La coralità delle competenze
Alla complessità del tema, negli ultimi anni, la CEI ha dato il via ad una serie di concorsi per l’edilizia di culto ad invito richiedendo la coralità di competenze professionali (sinergia tra architetti, artisti e liturgisti) ai quali il compito affidato è stato proprio quello di realizzare dei progetti che fossero di riferimento per le comunità locali. Infatti, nella Chiesa i processi di partecipazione non sono solo momenti del pro- getto, ma anche momenti della comprensione liturgica, per una migliore interpretazione architettonica dello spazio sacro e per rendere attivo il dialogo tra chiesa e centro pastorale. E’ attraverso il confronto tra idee diverse che la qualità progettuale può innalzarsi, avviando percorsi di formazione affinché il livello delle proposte possa essere sempre adeguato alle richieste.

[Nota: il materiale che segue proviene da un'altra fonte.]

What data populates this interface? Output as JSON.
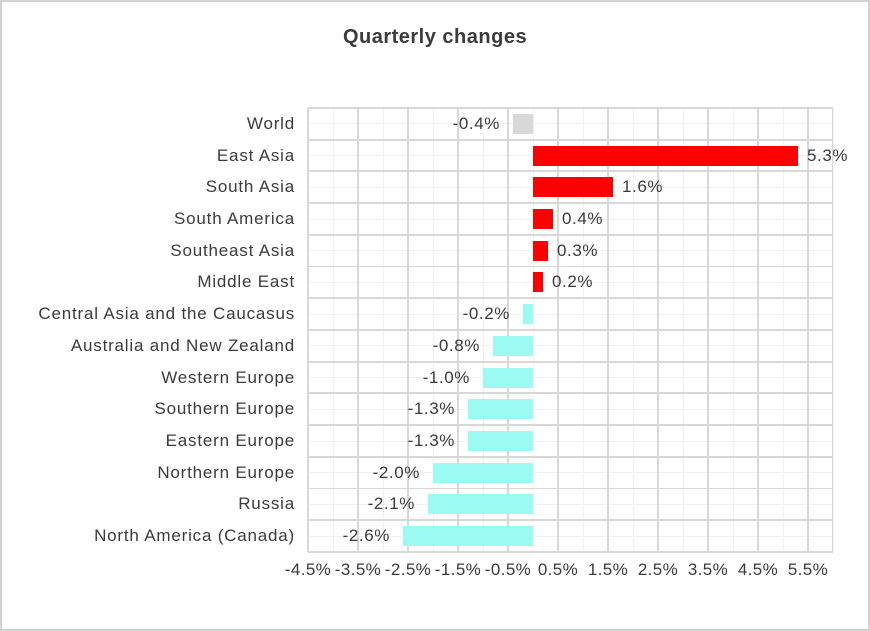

Il concorso come strumento per la migliore selezione
Il concorso nell’edilizia di culto diventa quindi uno strumento necessario e indispensabile per selezionare le migliori proposte e per aprire il confronto ad un dibattito pubblico, che vede tutti coinvolti nel rinnovato dialogo tra Chiesa e comunità civile. Per le prossime iniziative in corso, promosse dalle Diocesi locali in collaborazione con Ufficio Nazionale dei Beni Culturali della Cei, è stata ampliata la possibilità di selezionare un alto numero di gruppi di professionisti già costituiti in team con artisti e liturgisti, attraverso le proprie candidature agli avvisi di manifestazione di interesse, che hanno la finalità di contenere il numero degli invitati al concorso e l’eccessiva spesa economica a supporto della propria partecipazione.
Il confronto valido ora come allora
Da una confronto attento su questi temi con un caro collega è emerso un esempio del nostro passato, che mi piace ricordare e che testimonia ancora oggi l’eccellenza di un’esperienza virtuosa di sinergia tra “saperi” diversi: il particolare degli affreschi di Luca Signorelli nel duomo di Orvieto. I due personaggi ritratti sono al margine della prima grande scena del ciclo pittorico, quella relativa alla predicazione dell’anticristo che darà inizio agli ultimi giorni. La figura con i capelli lunghi si ritiene che sia l’autoritratto dello stesso Signorelli. L’altra figura, rappresentata nel gesto di indicare, (dopo altre ipotesi) si ritiene che sia l’arcidiacono Alberto Albèri, teologo ed ispiratore del programma iconografico. Le due personalità insieme, quella del teologo e dell’artista, hanno prodotto questo capolavoro.
“Non smettiamo mai di rinunciare alla ricerca della BELLEZZA e della VERITA’ attraverso gli strumenti del nostro tempo”.